Dr. W. S. ROLAND of York, then offered the following:

"WHEREAS, The autumn meeting of the Pennsylvania State Board of Agriculture will now soon close, it seems proper that we should put upon record an expression of our gratification and satisfaction at our kind reception in Susquehanna county; therefore

"Resolved, That the thanks of the Board are hereby tendered to our resident member, R. S. Searle, for the satisfactory arrangements provided for our pleasant meetings, and for our personal entertainment and comfort at the Trabell House, and to the citizens of Montrose and of Susquehanna county for their kindness, attention and contribution of interesting and valuable papers and discussions at the meetings of our Board.

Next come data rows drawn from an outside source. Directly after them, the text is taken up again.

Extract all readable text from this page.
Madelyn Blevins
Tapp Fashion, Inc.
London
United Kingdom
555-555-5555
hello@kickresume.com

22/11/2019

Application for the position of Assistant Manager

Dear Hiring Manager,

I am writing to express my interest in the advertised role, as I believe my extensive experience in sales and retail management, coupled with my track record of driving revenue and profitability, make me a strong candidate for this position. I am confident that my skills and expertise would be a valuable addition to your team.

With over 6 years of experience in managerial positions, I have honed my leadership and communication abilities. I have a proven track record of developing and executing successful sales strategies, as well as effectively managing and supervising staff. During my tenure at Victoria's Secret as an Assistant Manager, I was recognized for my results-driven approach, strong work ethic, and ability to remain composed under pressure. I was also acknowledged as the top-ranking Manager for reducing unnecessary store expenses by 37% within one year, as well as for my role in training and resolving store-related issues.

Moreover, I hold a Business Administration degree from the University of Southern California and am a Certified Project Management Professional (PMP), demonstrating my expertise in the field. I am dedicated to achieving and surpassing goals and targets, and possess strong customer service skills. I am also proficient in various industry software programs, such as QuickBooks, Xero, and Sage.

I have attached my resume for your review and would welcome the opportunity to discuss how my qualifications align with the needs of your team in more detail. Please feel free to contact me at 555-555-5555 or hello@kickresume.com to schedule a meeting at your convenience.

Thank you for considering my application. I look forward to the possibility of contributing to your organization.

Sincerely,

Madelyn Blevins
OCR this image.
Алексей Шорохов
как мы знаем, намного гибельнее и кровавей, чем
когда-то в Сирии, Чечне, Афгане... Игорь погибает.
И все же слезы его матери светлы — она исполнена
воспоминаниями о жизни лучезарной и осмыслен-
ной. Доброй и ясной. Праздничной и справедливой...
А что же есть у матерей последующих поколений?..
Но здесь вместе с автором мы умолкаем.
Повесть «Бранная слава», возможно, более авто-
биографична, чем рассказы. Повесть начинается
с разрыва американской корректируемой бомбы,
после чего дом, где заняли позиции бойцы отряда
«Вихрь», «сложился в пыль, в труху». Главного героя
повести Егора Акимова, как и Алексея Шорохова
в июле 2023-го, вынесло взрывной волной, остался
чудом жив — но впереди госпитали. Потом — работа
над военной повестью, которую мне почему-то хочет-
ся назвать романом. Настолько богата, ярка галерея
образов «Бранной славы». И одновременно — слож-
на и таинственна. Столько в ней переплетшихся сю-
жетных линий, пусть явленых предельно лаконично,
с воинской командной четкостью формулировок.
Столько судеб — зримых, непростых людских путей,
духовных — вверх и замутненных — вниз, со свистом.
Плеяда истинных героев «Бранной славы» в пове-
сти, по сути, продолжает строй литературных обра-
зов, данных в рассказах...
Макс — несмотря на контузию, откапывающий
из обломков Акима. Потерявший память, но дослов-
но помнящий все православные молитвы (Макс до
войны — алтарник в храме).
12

"Resolved, That the address of welcome by Colonel D. W. Searle of Montrose, and the response by our President, Governor Beaver, command our highest esteem and thanks.

(Signed,)

WILLIAM S. ROLAND,
J. P. BARNES,
L. B. SPEAKER.”

R S. SEARLE then introduced the subject of sugar making from sorghum, when after a partial discussion, it was, on motion of Governor Beaver, resolved that R. S. Searle be requested to produce at our next meeting a paper upon this topic.

89

On motion, adjourned to meet at Lewisburg, Pa., December 7 and 1887.